BAM! fulfils all the trappings of the now-mainstream hipster decor – naked bulbs, exposed wires and bare concrete walls – but look past that and you’ve found yourself in a popular CBD office crowd stomping ground. Plant yourself along bar facing the open kitchen to get up-close and personal with the lively kitchen staff, and order a few Spanish-inspired small plates to accompany your sake.
The vast selection of sake – at least 100 labels at any time, curated by head sommelier Hardev Singh – is proudly displayed in an impressive glass-walled chiller that greets you the moment you step into the restaurant. Besides the usual Kyoto and Niigata regions, BAM! carries bottles from smaller breweries in Shizuoka and Tochigi for $80 to $888. Thirteen sake labels, including one shochu and one umeshu option, are available by the glass ($8-$18) and, if you’re looking to get boozed up, 300-mililitre carafes ($30-$55).
Try this The smooth, fruity and dry Inaba Stella Junmai Daiginjo ($17/glass, $51/carafe, $120/bottle) goes well with the cold capellini with sakura ebi and uni dish ($42), as well as the kampong egg with baby sotong and chorizo ($25).
Paper lanterns and noren usher you into a dingy-in-a-good-way izakaya that feels like it’s straight out of a Tokyo back alley. Yes, the owners of ShuKuu are freshening up the post-work drinking scene of our CBD with a slice of life from the Japanese capital – but rather than pints of Asahi, sake’s the order of the day.
Don’t bother with the menu. It changes so frequently that, as head sommelier Luis Liu says, it might not even be updated – ask for recommendations instead. As Liu points out, there are over 3,000 sake breweries in Japan. So rather than limiting ShuKuu’s selection to regions or types of sake, he looks to trends in Japan to bring in new sakes to suit the food, occasion and mood. But at any given time, ShuKuu carries about 50 labels with three expressions sold by the glass ($7-$10) and the others by the bottle ($108-$258).

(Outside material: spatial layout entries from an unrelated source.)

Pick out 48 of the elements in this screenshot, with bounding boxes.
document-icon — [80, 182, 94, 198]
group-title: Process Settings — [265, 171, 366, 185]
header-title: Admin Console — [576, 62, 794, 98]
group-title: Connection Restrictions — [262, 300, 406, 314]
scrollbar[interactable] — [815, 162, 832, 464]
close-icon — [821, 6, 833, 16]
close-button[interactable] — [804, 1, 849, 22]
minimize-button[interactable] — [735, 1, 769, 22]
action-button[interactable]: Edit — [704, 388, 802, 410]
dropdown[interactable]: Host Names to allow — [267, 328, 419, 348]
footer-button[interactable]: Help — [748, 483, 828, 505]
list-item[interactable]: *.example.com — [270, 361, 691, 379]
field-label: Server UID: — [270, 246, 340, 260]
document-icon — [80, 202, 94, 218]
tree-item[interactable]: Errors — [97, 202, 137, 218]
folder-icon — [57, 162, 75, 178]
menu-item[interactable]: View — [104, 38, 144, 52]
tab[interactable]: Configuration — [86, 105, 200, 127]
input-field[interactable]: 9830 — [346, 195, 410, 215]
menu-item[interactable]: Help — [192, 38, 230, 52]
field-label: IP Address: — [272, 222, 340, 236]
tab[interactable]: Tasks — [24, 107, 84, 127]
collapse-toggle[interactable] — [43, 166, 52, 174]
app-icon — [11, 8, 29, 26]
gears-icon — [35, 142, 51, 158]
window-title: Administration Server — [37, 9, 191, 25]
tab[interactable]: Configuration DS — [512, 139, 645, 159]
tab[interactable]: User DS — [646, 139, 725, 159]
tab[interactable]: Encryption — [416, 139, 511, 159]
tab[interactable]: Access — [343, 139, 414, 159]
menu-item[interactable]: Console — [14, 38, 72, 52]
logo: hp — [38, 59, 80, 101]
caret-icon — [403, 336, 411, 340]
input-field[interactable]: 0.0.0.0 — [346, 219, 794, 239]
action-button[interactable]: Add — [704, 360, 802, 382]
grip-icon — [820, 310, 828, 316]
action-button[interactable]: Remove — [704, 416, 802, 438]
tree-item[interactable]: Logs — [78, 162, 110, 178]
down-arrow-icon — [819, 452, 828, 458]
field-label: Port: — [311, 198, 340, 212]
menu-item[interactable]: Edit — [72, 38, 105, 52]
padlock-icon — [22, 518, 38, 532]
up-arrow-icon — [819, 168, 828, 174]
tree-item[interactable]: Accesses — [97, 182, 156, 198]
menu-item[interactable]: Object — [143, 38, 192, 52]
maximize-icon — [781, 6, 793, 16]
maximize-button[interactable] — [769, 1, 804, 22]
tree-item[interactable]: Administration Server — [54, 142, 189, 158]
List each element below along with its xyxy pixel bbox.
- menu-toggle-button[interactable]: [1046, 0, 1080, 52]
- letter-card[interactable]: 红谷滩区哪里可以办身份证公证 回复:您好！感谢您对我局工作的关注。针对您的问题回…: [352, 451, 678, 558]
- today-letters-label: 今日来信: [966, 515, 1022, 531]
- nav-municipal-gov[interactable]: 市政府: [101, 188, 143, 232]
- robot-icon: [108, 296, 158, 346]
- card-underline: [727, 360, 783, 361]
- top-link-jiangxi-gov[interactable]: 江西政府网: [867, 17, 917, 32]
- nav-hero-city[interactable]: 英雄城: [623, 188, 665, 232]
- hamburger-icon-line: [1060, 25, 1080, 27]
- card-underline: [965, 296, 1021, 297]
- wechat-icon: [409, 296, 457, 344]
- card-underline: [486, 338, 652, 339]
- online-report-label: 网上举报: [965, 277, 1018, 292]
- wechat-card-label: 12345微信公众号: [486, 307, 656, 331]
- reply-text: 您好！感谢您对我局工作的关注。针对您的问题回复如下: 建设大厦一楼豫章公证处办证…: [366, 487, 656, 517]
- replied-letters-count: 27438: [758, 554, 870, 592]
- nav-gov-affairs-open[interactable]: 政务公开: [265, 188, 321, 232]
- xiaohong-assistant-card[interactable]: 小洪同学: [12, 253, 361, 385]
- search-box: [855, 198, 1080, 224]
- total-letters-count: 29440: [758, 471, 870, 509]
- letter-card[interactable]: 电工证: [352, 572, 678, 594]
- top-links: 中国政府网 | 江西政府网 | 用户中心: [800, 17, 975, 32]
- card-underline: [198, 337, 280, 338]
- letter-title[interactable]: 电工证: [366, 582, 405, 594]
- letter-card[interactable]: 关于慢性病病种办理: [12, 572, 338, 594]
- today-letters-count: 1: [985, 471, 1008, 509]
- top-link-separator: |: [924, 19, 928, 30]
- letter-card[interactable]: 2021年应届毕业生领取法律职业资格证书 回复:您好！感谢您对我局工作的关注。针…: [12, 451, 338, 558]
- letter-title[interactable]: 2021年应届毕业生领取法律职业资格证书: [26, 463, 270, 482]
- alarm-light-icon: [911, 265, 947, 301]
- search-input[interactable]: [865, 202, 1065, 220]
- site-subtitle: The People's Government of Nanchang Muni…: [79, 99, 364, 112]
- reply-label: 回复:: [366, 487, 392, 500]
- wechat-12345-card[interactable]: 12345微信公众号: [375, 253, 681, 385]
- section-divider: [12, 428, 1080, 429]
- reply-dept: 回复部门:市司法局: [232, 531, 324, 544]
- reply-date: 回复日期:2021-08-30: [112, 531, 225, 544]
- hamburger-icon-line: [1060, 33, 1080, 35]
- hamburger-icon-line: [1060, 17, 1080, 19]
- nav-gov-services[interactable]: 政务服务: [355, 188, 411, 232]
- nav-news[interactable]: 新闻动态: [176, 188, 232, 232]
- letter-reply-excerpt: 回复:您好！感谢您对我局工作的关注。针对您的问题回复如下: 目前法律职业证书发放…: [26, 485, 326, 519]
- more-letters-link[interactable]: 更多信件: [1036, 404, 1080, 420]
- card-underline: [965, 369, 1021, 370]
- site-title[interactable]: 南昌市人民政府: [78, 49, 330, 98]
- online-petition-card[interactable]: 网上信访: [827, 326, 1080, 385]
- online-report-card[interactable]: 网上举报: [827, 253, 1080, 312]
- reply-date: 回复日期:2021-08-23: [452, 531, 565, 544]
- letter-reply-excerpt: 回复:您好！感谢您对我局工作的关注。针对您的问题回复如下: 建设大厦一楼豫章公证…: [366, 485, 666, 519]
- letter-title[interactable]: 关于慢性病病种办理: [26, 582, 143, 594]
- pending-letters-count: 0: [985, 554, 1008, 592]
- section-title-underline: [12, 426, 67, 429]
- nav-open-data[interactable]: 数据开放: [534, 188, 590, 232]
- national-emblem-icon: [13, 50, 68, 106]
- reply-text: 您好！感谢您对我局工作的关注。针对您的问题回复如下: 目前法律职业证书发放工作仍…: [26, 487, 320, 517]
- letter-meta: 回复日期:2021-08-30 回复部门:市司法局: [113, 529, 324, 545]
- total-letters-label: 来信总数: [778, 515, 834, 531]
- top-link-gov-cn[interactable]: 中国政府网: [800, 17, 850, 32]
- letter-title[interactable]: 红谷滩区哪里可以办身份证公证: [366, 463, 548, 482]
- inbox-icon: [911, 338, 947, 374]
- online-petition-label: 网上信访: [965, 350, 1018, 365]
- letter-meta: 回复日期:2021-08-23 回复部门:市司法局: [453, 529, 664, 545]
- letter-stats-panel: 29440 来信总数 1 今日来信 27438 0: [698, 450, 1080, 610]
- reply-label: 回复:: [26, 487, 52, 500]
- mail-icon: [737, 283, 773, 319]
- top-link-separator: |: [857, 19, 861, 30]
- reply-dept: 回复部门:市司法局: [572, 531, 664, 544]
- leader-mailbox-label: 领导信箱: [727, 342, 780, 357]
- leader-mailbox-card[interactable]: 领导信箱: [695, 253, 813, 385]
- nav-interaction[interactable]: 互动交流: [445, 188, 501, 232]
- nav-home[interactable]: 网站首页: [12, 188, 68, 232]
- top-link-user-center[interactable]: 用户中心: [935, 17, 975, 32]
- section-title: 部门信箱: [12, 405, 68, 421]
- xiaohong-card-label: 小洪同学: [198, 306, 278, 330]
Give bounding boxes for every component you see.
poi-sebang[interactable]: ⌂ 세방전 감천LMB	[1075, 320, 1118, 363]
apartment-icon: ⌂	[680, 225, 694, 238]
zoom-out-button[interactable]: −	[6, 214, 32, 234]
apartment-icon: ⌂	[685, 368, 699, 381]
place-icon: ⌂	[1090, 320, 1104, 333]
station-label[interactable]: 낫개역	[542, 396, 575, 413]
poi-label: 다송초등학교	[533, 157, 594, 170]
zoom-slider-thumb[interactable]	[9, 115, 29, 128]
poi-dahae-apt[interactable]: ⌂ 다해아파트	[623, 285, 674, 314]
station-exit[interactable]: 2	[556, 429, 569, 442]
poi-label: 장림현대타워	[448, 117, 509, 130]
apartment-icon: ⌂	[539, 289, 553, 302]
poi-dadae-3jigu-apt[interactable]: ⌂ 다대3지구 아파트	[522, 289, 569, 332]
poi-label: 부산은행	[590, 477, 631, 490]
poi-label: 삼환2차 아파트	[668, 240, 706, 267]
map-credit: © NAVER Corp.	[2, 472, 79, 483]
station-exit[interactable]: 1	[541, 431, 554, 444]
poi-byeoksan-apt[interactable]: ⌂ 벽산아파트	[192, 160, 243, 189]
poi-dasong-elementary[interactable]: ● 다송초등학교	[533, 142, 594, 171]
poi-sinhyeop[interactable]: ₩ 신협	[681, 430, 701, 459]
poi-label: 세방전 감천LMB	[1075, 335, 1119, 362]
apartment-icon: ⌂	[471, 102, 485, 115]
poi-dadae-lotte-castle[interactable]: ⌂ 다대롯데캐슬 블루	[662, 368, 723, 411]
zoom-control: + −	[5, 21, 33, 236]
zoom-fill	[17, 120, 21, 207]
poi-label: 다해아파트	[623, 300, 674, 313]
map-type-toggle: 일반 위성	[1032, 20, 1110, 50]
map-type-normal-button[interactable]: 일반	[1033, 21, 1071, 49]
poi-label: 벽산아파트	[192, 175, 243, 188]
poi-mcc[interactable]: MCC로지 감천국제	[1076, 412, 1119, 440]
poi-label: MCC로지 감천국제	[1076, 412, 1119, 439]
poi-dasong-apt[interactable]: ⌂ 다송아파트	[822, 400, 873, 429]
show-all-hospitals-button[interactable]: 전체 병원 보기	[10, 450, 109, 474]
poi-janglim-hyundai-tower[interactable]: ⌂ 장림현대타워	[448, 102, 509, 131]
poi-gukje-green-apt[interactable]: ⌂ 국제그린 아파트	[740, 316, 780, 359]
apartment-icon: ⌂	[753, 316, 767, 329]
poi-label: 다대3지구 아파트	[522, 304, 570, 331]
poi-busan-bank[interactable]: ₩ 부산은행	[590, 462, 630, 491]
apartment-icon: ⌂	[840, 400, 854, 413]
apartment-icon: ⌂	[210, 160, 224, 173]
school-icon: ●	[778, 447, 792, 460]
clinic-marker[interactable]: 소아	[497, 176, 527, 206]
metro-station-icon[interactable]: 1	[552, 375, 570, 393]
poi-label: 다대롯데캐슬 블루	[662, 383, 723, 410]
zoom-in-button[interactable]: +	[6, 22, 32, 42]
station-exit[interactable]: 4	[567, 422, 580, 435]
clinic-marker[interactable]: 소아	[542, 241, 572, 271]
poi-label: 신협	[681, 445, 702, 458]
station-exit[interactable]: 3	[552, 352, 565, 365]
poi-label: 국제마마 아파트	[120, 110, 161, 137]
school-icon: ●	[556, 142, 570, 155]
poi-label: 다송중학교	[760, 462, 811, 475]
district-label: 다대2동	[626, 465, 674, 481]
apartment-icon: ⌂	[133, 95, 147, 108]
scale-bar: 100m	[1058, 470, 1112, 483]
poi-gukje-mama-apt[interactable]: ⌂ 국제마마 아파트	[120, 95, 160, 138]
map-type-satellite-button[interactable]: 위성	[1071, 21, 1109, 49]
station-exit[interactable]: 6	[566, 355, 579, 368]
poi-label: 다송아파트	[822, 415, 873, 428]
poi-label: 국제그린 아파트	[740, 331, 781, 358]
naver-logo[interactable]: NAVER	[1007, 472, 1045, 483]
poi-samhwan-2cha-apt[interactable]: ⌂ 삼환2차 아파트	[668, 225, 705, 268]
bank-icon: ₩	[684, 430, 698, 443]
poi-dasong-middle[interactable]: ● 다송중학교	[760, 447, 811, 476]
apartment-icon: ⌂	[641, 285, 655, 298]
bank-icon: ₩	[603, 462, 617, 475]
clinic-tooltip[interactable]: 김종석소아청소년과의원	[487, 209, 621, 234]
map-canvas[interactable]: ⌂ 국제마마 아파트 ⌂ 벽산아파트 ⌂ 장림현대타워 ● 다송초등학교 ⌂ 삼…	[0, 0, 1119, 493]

ShuKuu is also serious about educating customers about the culture and history of sake. Monthly sake classes ($60), called ‘Tasting 1,200 years of Japanese sake’, offer sake enthusiasts a tasting set of six premium sakes handpicked by Liu and expertly paired with the izakaya’s dishes.
Try this Sake recommendations are dependent on the food ordered: Sakemire Jumai Ginjyo ($108) is paired with sashimi, Noguchi Honjozo Nama ($108) with char-grilled dishes and Tenzan Jizake Jumai ($138) with fried snacks. All sakes are on 15 percent discount ’til end of the year.